Hobi-hobi unik juga menjadi pelepasan kelelahan pikiran dan kelelahan hati. Hal-hal yang menurut orang lain tak ada gunanya dan mubadzir, menurut si penghobi, merupakan kesenangan yang tak bisa diukur dengan uang atau benda lain. Tak jarang hobi itu extrem dan menantang maut. Para penghobinya merasa semakin extrem dan semakin berbahaya, nilai kepuasannya semakin tinggi. Hal-hal semacam itu tak semuanya bisa dimengerti oleh yang  merasa tak bisa mengambil kenikmatan dengan melakuakan hal seperti itu.
 Dan, mencatatlah dengan keunikan.
Unique.

Temanku di Bali


Tentang Bali, aku sangat tertarik karena di berbagai gambar, -di kalender, di koran-koran, di majalah-majalah, di berita-berita, sangat menakjubkan. Juga teringat lagunya Slank Terimakasih Baliku, yang bercerita tentang terimaksihnya untk budaya dan alam, tentang cantik gadismu dan kerasnya arak Bali. Keterpaduan unik membuat penasaran.
Teringat juga tentang Bom Bali yang menggemparkan dunia. Bekas lukanya yang menganga terus menyelimuti langit Bali.

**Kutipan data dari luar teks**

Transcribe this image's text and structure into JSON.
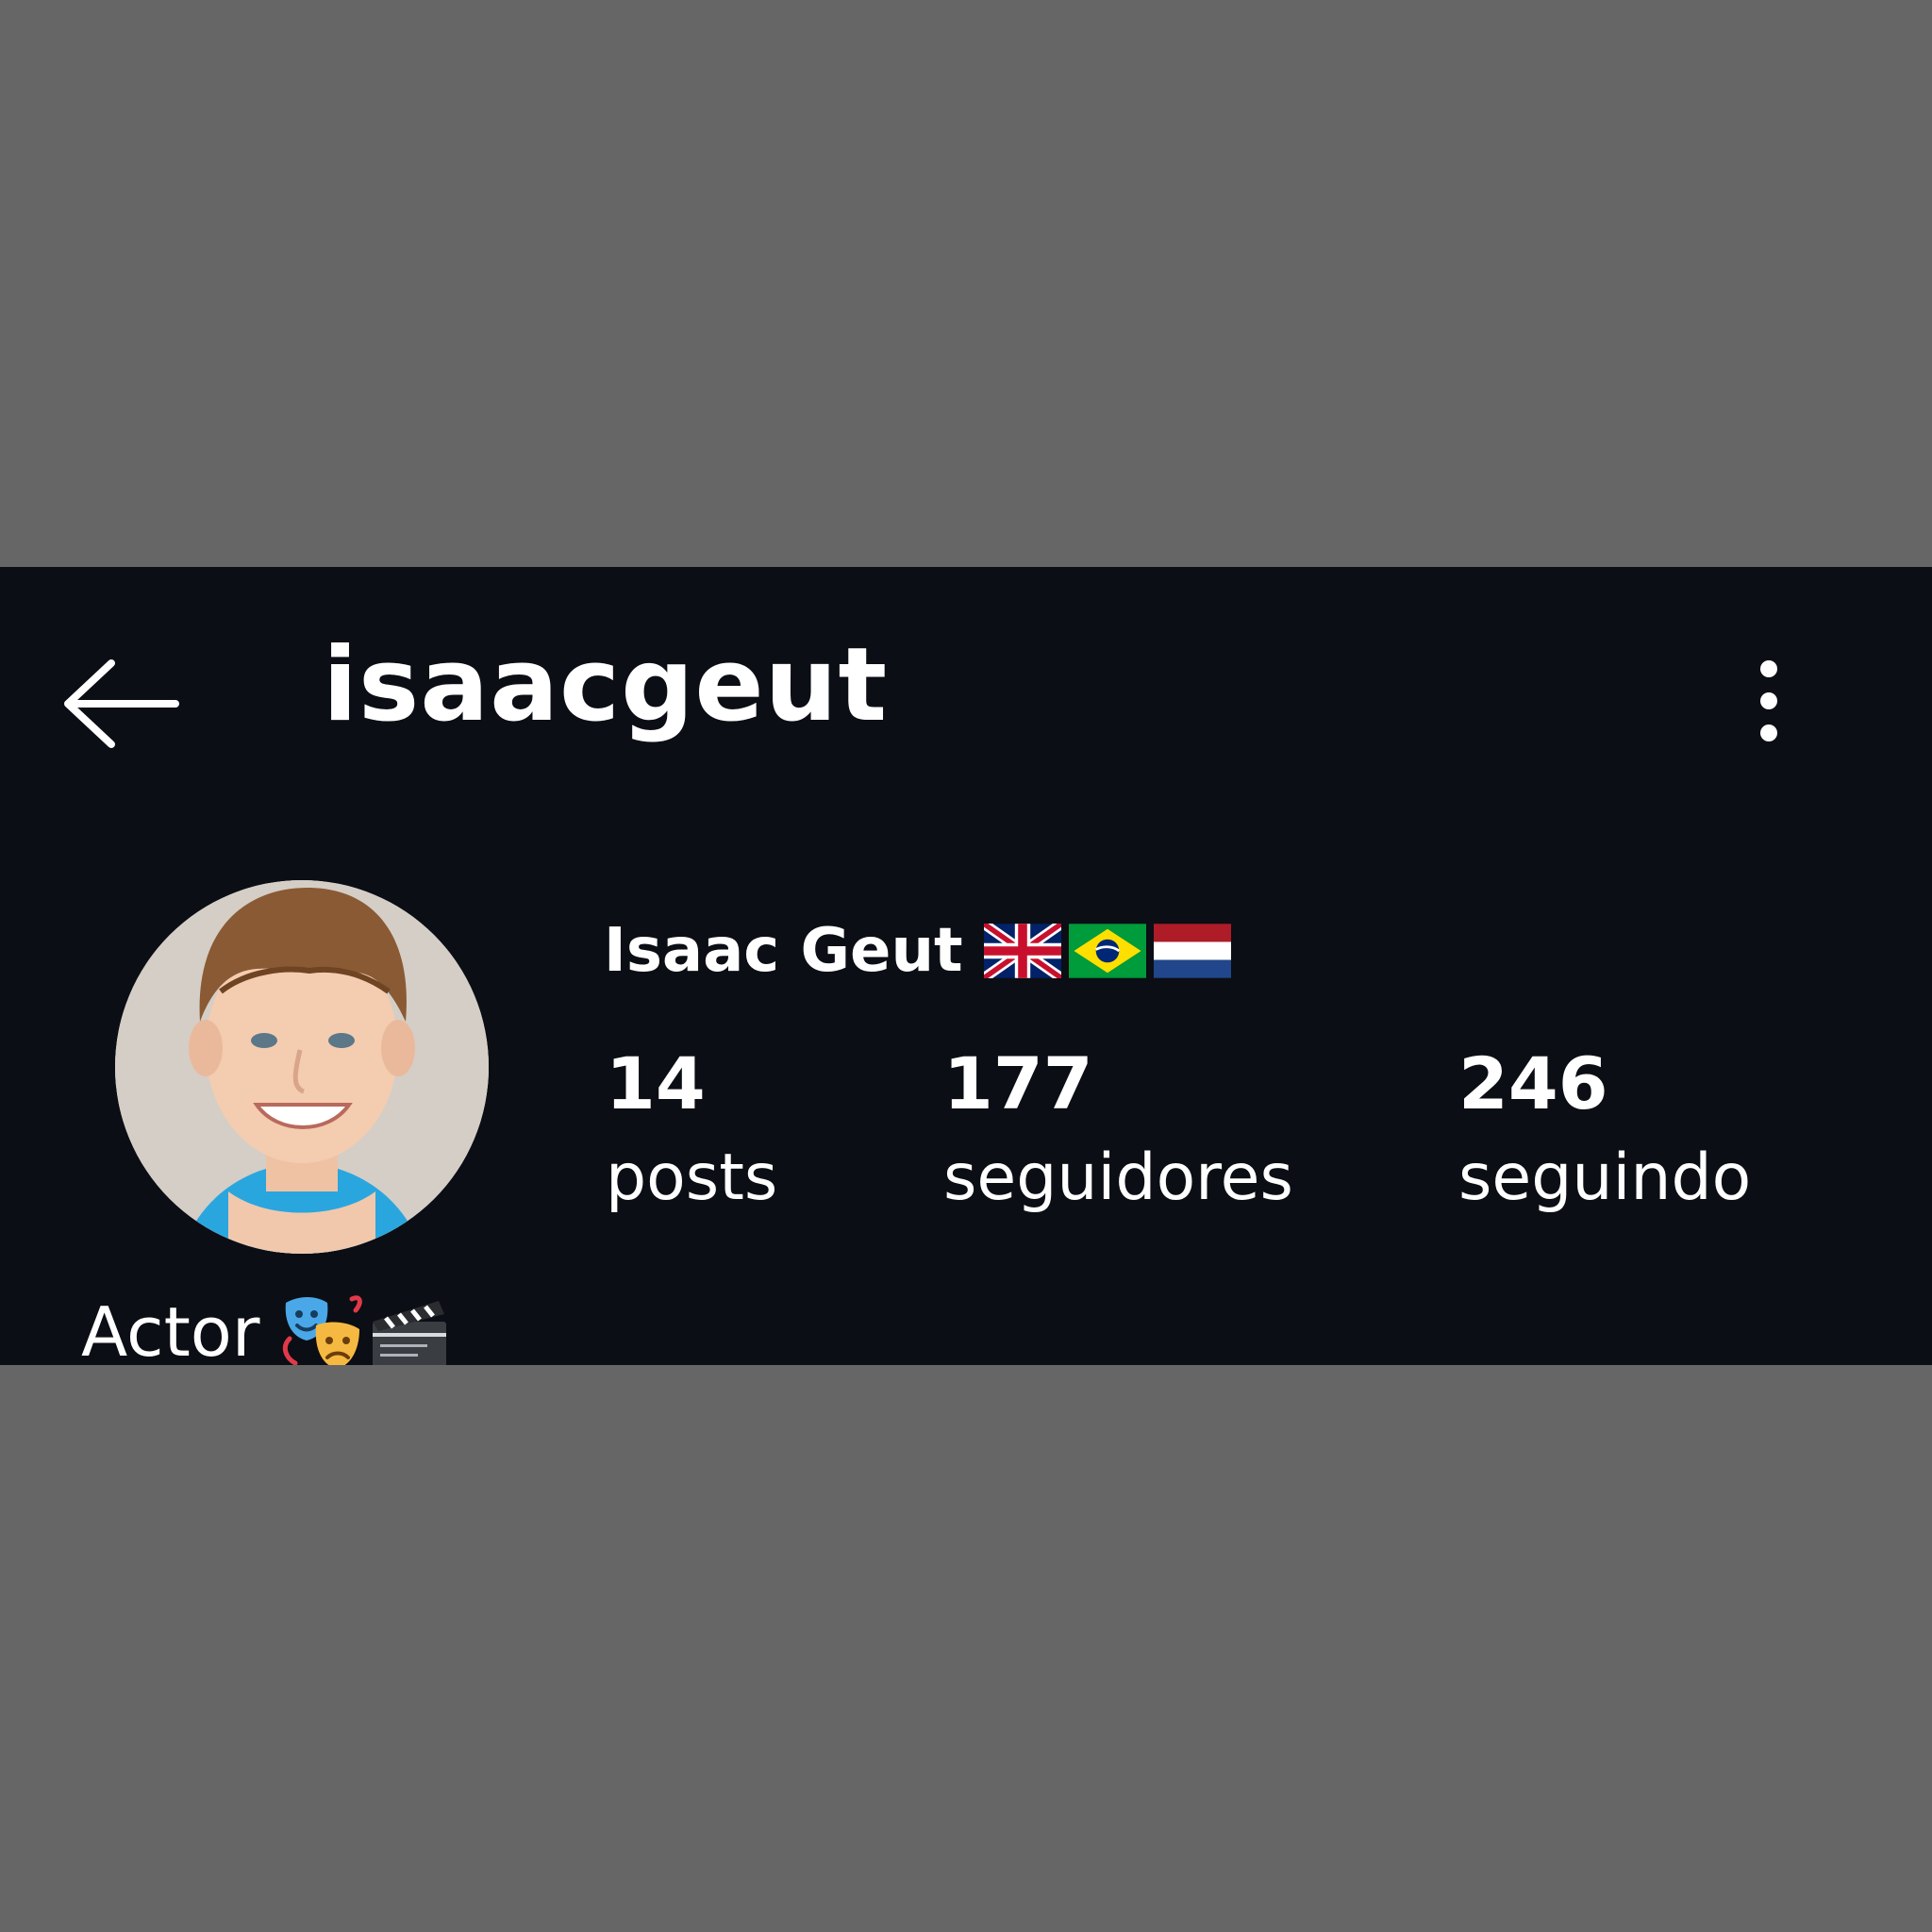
{
  "header": {
    "username": "isaacgeut",
    "back_icon": "arrow-left-icon",
    "menu_icon": "more-vertical-icon"
  },
  "profile": {
    "display_name": "Isaac Geut",
    "flags": [
      "united-kingdom-flag",
      "brazil-flag",
      "netherlands-flag"
    ],
    "avatar": "profile-photo",
    "bio": "Actor",
    "bio_emoji": [
      "performing-arts-icon",
      "clapper-board-icon"
    ]
  },
  "stats": {
    "posts_count": "14",
    "posts_label": "posts",
    "followers_count": "177",
    "followers_label": "seguidores",
    "following_count": "246",
    "following_label": "seguindo"
  },
  "colors": {
    "background": "#0b0e14",
    "surround": "#666666",
    "text": "#ffffff"
  }
}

Sebuah idealismen kepercayaan berusaha untuk mengahancurkan idealisme kepercayaan lain, dan korban jiwa berjatuhan. Bumi retak-retak luka. Hati teriris bertemu ujung dengan tetesan air mata di bawah jantung yang berdegup tak bernada. Mulut-mulut gemeretak mencerca. Dan api segera padam berembus bersama angin lewat celah jendela di dada yang menerima.
Suatu ketika. Aku sambangi Bali. Elok, sayang sampah masih seperti di tempat lain. Disepanjang jalan yang kanan-kirinya rimbun rerumputan dan pohon liar, mataku selalu berbinar. Benda-benda budaya menyambut sepanjang hari tak terputus. Relief-relief melambai-lambai seperti tangan penari Bali dengan ujung ujung-ujung jari berkuku rapi dan tatapan tajam seperti bulat bulan purnama. Lenggok lehernya bergerak lincah seperti ular mematuk mangsa. Bercerita tentang alam, bercerita tentang budaya, bercerita tentang kekuasaan Sang Pencipta. Di samping pintu masuk dan pintu keluar kasir-kasir toko menghitung uang. Di dalam, para pelayan berstrategi menyakinkan pembeli. Di perjalanan ke lokasi lain, agen perjalanan telah hafal di mana harus berbelok agar isi dompet tak sama tebal ketika pulang.
Temanku lagi di Bali. Menghiasi Bali dengan rerimbunan beton. Memasang benda-benda perusak ozon, membuat ruang tempat budaya-budaya asing beranak pinak dengan membawa dollar yang dipasang di ujung kail bermata jangkar. Burung-burung besi raksasa terbang datang pergi silih berganti. Membawa telur-telur budaya dari seantero dunia. Menyeruput madu pada bunga-bunga yang tumbuh berseri sepanjang hari. Membuahi putik-putik kembang di bukit-bukit yang selalu ramah, selalu tersenyum.
Tak kutanya kapan temanku pulang. Serangkain cerita tentang Bali yang aku nanti. Tentang pergerakan budaya. Tentang pintu terbuka yang menengadah langit. Tentang pagar-pagar yang terus ditumbuhi tumbuhan lain. Aku kangen cara temanku bertutur. Dari sisi pikirnya.
Bali. Gambar petanya tergambar di otakku.